Over her years, Holliday developed an addiction to narcotics, which resulted in arrests and complications. These drug complications mixed with alcohol abuse led to health failure, and she died in 1959, at the age of 44 in New York.
Her talent was known at a young age, and by the age of eight or nine, she had her first public appearance at the Ivory Theatre in her hometown. In 1913, her started touring with Ma Rainey, a woman who is known as being one of the first of the great blues singers. From her, she received some training. By 1920, Smith had stopped moving around and made a home for herself in Philadelphia, and it was there that she was first heard by a representative of Columbia Records, named Clarence Williams.
In February of 1923, Smith made her first recordings with her label, Columbia Records, these included her classic “Down Hearted Blues,” which quickly became an enormous success, grossing over two million copies. Her in later recordings, other famous jazz musicians accompanied her, these included but not limited to Louis Armstrong, Benny Goodman, and Fletcher Henderson.
When Smith sang, she was known for her rich contralto voice and emotional intensity that was said to be breathtaking. During the Great Depression, her fame started to fade, while her alcoholism increased, which made her unappealing to management. Through all this, her voice stayed intact, however.

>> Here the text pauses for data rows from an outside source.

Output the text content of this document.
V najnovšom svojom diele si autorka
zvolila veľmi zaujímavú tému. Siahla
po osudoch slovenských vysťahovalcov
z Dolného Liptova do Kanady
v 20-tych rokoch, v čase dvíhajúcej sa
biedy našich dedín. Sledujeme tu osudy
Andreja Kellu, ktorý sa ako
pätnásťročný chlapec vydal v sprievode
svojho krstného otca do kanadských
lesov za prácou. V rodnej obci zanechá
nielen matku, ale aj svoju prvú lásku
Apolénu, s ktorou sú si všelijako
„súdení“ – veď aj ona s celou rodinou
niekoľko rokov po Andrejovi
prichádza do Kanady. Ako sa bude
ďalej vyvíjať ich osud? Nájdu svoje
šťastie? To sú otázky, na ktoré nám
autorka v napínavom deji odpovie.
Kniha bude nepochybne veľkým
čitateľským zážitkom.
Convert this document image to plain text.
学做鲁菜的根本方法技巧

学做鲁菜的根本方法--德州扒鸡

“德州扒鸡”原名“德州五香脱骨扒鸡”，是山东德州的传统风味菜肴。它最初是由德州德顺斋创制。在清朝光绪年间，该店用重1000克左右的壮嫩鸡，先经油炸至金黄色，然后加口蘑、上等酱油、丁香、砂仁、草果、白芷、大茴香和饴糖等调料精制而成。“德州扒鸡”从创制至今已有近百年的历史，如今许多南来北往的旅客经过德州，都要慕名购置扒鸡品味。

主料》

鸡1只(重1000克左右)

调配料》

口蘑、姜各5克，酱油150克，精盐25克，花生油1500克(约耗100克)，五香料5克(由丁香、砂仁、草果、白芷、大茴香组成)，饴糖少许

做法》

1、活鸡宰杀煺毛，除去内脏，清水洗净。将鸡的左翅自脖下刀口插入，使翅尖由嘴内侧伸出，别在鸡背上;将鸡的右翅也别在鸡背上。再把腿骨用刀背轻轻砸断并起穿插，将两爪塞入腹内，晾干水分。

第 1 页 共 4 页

And it was because of this voice, she is known as the “Empress of the Blues, ” and inducted into two hall of fames post-mortem: the Blues Hall of Fame in 1980 and the Rock and Roll Hall of Fame in 1989. She was bold and confident — an artist who did not need the power of microphone to carry her voice.
Smith died on September 26, 1937, in Clarksdale, Mississippi due to injuries she received from a road accident.
Nina Simone was born Eunice Kathleen Waymon on Feburary 21, 1933 in Tryon, North Carolina. She is known as an American pianist, singer, songwriter, and civil rights activist. Unlke most musicans during her time, her music styles spanned multiple genres including classical, pop, folk, blues, gospel, blues, and jazz.
Out of all the women talk about, Simone was the only to have any formal music training. She first enrolled in the Juilliard School of Music in New York City, then applied for a scholarship to study at the Curtis Institute of Music in Philadelphia, where she was not accepted.
After Juilliard, Simone moved to Atlantic City, where she made a living of playing the piano at nightclubs. This was time she adopted her stage name, “Nina Simone,” which she used to disguise hersef from her unsupportive family members. “Nina” came from the Spanish word “nina,” which came from a nickname used by her boyfriend at the time, and “Simone” came from the French actress by the name of Simone Signoret.
Due to her unique voice and style, that being her expressive and jazz-like contralto voice, and wide range of music genres, as well as her activists, Simone made her mark on the world in many ways, all involving her talents and voice.
In the genre of jazz, there were many influential people that paved paths for the genre and others. These women were only some of them, but arguably some of the greatest.